In October 2013 and again 12 months later, members of our financial claims team presented seminars and workshops to over 250 financial advisors from a wide range of different firms and networks about risk management. What was striking at the workshops in October 2014 was that advisers appear to be learning from the painful lessons of the recession and as a consequence of the Retail Distribution Review (RDR). There was a marked increase in their understanding of and engagement in risk management. This, in our view, can only lead to them becoming a better risk.
So, what are the key lessons being learnt, that are just as important for insurers when dealing with claims?
The file: One of the biggest issues last year was the transferring of files between firms. IFAs are very mobile. They frequently move firms and the nature of their business often means taking their clients with them. However, our suggestion that advisers should ask for the previous firm’s file was routinely met with suspicion.
The reasons for doing so may seem obvious but it is also something to bear in mind when insurers are dealing with a circumstance or early notification that involves advice also given by a former firm.
The claim may not materialise for several years. But advisers should be taking steps to ensure they obtain a copy of the file from the previous firm. If not, it can be very difficult to identify what advice was given and when. Having that file is often crucial to assessing liability and apportionment between firms. But without it, decisions will often be made in a vacuum.
Who knows what may happen to that file or the previous firm in the interim. This is particularly important in a world of electronic documents – more than 90 per cent of business documents are now being created and stored electronically, often with no paper copies.
What if the previous firm has a system of deleting files after a certain period of time? What if the previous firm goes into liquidation and the files are lost?
Advisers were more receptive in 2014 to the idea of bringing their file with them when moving firms and when the client follows them. However, it is still important for insurers to make sure that the insured is preserving its electronic files. Failure to do so could lead to inferences being drawn if the file is deleted or destroyed after the claim is notified, or paying for the file to be retrieved if possible, which will not be cheap.
The IFA: Another lively discussion point, and something that will be of particular interest to underwriters, is what risk management steps are being taken when a new IFA joins the insured firm.
Last year, the picture appeared to be that other than the large networks, firms carried out scant due diligence. The picture was markedly different this year with many advisers insisting that they are routinely carrying out file reviews and audits, particularly where the new adviser is bringing clients across with them.
We suggest this is a core question in any proposal form.
Suitability letters and attendance notes: Another issue is the level of information that goes into the suitability letter.

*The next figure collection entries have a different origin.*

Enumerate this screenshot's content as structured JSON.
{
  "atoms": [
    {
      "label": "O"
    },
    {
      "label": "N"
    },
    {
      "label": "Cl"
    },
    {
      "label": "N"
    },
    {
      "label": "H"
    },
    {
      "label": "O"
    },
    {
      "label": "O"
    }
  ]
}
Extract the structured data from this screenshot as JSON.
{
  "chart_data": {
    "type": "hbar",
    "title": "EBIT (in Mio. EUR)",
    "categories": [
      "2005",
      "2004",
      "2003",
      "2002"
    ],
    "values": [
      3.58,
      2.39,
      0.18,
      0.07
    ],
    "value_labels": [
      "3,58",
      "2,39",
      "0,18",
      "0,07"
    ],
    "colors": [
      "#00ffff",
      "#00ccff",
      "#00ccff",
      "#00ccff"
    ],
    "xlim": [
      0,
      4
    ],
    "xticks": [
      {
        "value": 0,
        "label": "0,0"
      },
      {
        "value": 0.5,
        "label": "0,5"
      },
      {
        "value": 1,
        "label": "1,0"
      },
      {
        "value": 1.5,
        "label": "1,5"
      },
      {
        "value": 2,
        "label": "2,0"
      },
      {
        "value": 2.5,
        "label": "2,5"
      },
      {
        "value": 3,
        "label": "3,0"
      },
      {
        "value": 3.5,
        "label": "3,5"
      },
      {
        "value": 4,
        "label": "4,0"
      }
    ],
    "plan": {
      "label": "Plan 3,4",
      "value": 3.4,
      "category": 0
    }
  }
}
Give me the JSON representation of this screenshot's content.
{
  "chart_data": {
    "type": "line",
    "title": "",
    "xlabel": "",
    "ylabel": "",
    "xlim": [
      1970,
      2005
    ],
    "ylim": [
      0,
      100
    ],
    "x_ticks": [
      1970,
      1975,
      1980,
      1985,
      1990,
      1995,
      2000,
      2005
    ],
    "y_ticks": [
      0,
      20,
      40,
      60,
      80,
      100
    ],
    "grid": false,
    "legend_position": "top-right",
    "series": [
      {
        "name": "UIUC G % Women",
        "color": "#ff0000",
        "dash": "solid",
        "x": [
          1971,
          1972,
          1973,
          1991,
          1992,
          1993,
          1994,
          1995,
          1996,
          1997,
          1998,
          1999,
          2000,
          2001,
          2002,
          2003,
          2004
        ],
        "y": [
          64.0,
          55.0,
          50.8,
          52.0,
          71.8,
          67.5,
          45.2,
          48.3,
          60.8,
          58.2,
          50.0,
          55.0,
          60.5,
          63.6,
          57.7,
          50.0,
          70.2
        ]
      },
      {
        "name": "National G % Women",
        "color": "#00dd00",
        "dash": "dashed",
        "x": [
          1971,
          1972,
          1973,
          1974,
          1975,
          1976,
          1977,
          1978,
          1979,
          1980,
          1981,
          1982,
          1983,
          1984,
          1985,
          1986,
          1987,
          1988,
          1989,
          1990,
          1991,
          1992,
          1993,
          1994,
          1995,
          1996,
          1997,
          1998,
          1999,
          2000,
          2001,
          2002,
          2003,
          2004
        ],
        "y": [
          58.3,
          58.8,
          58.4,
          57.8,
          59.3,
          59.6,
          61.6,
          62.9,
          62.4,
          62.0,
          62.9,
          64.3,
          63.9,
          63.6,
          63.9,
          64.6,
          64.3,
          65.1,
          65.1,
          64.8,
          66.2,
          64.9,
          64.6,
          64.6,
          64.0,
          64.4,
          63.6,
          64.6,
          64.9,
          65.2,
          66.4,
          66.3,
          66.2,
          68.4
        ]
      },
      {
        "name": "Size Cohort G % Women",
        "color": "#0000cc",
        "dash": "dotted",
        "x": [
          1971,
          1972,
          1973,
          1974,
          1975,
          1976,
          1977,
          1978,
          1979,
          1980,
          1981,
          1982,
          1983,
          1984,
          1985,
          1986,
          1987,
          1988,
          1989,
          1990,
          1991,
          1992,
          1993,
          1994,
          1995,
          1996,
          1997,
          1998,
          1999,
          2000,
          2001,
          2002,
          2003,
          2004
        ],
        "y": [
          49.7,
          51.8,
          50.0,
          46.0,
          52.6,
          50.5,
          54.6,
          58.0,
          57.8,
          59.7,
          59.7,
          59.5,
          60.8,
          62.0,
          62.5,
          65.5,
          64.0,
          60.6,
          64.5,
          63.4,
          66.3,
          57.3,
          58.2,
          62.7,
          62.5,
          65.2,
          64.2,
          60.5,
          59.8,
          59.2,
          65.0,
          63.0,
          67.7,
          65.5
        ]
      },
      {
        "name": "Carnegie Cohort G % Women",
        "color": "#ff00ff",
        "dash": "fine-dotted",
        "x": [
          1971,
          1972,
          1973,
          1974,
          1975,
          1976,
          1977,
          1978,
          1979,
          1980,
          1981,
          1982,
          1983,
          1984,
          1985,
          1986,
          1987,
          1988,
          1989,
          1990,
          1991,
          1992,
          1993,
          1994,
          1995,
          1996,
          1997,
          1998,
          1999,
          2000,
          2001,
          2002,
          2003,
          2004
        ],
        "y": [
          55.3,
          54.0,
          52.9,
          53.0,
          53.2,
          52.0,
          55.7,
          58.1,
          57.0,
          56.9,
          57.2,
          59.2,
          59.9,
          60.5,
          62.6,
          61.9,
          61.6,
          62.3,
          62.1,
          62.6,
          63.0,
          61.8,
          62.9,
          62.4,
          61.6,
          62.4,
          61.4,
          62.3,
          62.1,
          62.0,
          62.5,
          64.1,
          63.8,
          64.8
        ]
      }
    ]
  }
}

Last year we found that there was a disparate range of information being included, particularly about the client’s capacity for loss. Some advisers were including very little information, while at the other end of the spectrum actual figures of loss were being included. In contrast, this year it appeared to us that basic risk management steps are now the norm not the exception. So, it seems that advisers are beginning to understand that a richly detailed suitability letter and attendance notes of discussions are as important as the advice they give. Last year, we noticed how attendees would ask us what exactly they should record from a telephone conversation in the file. Twelve months on, on the whole, this is no longer alien to them.
In summary, what did we learn from our snapshot of the market this year? Well, this was a relatively small cross-section of the market, but on the whole attitudes towards risk management were much more positive. If this is reflected in the wider market, then the answer to the question posed in the title should be a more confident “YES”.